Archivmeldung vom 02.01.2019

Bitte beachten Sie, dass die Meldung den Stand der Dinge zum Zeitpunkt ihrer Veröffentlichung am 02.01.2019 wiedergibt. Eventuelle in der Zwischenzeit veränderte Sachverhalte bleiben daher unberücksichtigt.

Freigeschaltet durch Thorsten Schmitt
Die Insel Sprogø als Zwischenstation der Großer-Belt-Querung
Die Insel Sprogø als Zwischenstation der Großer-Belt-Querung

Foto: Lencer
Lizenz: CC BY-SA 3.0
Die Originaldatei ist hier zu finden.

In Dänemark sind am Mittwoch sechs Menschen bei einem Zugunglück ums Leben gekommen. Das teilte die Polizei mit. Der Vorfall hatte sich am Morgen auf der Brücke über den Großen Belt zwischen den dänischen Inseln Seeland und Fünen ereignet.

Medienberichten zufolge war der Zug, wahrscheinlich ausgelöst durch den aktuellen Sturm, von einem Gegenstand getroffen worden. Daraufhin wurde demnach ein harter Bremsvorgang eingeleitet, der schließlich zum Unglück führte.

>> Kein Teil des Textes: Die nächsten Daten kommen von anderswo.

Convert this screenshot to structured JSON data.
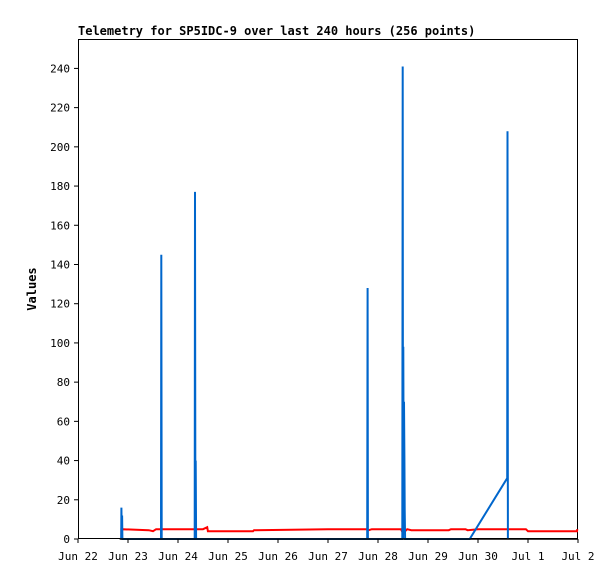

Über die Identität und die genaue Anzahl der Todesopfer konnte die Polizei zunächst noch keine Angaben machen.

In Nyborg an der Ostküste Fünens wurde ein Evakuierungspunkt für die Passagiere des Zuges eingerichtet. Die Brücke wurde nach dem Unfall gesperrt.

Die Brücke über den Großen Belt und die Öresundbrücke zwischen Dänemark und Schweden sind wegen heftigen Windes für den Autoverkehr gesperrt. Züge durften den Belt jedoch passieren.

Heftiger Wind hatte zuvor in weiten Teilen Skandinaviens zu Stromausfällen und Verkehrsbehinderungen geführt. Auch der Fährverkehr wurde vom Sturm beeinträchtigt.

Gegen Mittag wurde die Brücke aber wieder in eine Richtung für den Autoverkehr freigegeben. Die Polizei rief die Autofahrer auf, beim Vorbeifahren keine Fotos oder Videos von dem Unglücksort zu machen.